Department of Pathology, The University of Texas M. D. Anderson Cancer Center, Houston TX 70030.
Hum Pathol. 2015 Jul;46(7):1015-26. doi: 10.1016/j.humpath.2015.03.014. Epub 2015 Apr 15.

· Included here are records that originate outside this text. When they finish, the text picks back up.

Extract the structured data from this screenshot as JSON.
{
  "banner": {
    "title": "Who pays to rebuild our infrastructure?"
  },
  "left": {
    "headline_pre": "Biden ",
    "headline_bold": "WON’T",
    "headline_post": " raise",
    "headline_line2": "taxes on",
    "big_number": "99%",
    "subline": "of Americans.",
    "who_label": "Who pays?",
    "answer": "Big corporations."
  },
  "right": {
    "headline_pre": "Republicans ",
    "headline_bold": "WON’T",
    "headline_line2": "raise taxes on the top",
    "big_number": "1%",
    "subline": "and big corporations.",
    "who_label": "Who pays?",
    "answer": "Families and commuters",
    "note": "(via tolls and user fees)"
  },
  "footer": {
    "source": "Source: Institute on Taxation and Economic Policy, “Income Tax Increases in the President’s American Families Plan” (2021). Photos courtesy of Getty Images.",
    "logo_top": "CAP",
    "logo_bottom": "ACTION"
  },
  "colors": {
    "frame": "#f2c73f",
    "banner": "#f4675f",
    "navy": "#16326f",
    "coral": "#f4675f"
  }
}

This study aimed to evaluate expression of receptor tyrosine kinases, their ligands, and mutational status in solitary fibrous tumors, with correlation to histopathologic variants, tumor stage, and aggressive behavior. Immunohistochemical staining for PDGFα; PDGFβ; PDGFR-α; PDGFR-β; IGF1R; EGFR; VEGF; IGF2; c-Met; c-kit; c-erbB2; PTEN; and phosphorylated (p)AKT, pS6, and p4EBP1 was analyzed in 114 cases of solitary fibrous tumor using tissue microarray. Mutational analysis was performed using Sequenom MassARRAY-based platform. Multiple growth factors were overexpressed in most tumors, and increased numbers of overexpressed factors correlated with activation of the AKT pathway as measured by increased expression of p4EBP1(P = .0005). Compared to hypocellular tumors, localized hypercellular tumors were associated with high vascular endothelial growth factor (32% versus 8%; P = .008) and PDGFβ (41% versus 13%; P = .008). Metastatic tumors more frequently overexpressed PDGFR-α compared to localized tumors (75% versus 31%; P < .001). None of the factors examined had prognostic significance in primary tumors. Single-nucleotide polymorphisms involving MET were identified in 4 patients; these do not appear to drive tumor behavior and were not reflected in c-Met expression levels. Simultaneous overexpression of multiple growth factors is common in solitary fibrous tumors; variability in expression may contribute to tumor phenotype and aggressive behavior.
本研究旨在评估受体酪氨酸激酶、其配体的表达以及孤立性纤维瘤中的突变状态,并与组织病理学变异、肿瘤分期和侵袭性行为相关联。使用组织芯片对114例孤立性纤维瘤进行了血小板衍生生长因子α(PDGFα)、血小板衍生生长因子β(PDGFβ)、血小板衍生生长因子受体α(PDGFR-α)、血小板衍生生长因子受体β(PDGFR-β)、胰岛素样生长因子1受体(IGF1R)、表皮生长因子受体(EGFR)、血管内皮生长因子(VEGF)、胰岛素样生长因子2(IGF2)、肝细胞生长因子受体(c-Met)、干细胞生长因子受体(c-kit)、人表皮生长因子受体2(c-erbB2)、第10号染色体缺失的磷酸酶及张力蛋白同源物(PTEN)以及磷酸化(p)AKT、pS6和p4EBP1的免疫组化染色分析。使用基于Sequenom MassARRAY的平台进行突变分析。大多数肿瘤中多种生长因子过度表达,且过度表达因子数量的增加与通过p4EBP1表达增加所测量的AKT通路激活相关(P = 0.0005)。与细胞稀少的肿瘤相比,局限性细胞增多的肿瘤与高血管内皮生长因子(32%对8%;P = 0.008)和PDGFβ(41%对13%;P = 0.008)相关。与局限性肿瘤相比,转移性肿瘤中PDGFR-α过度表达更为频繁(75%对31%;P < 0.001)。所检测的因素在原发性肿瘤中均无预后意义。在4例患者中鉴定出涉及MET的单核苷酸多态性;这些似乎不会驱动肿瘤行为,也未在c-Met表达水平中体现。多种生长因子同时过度表达在孤立性纤维瘤中很常见;表达的变异性可能导致肿瘤表型和侵袭性行为。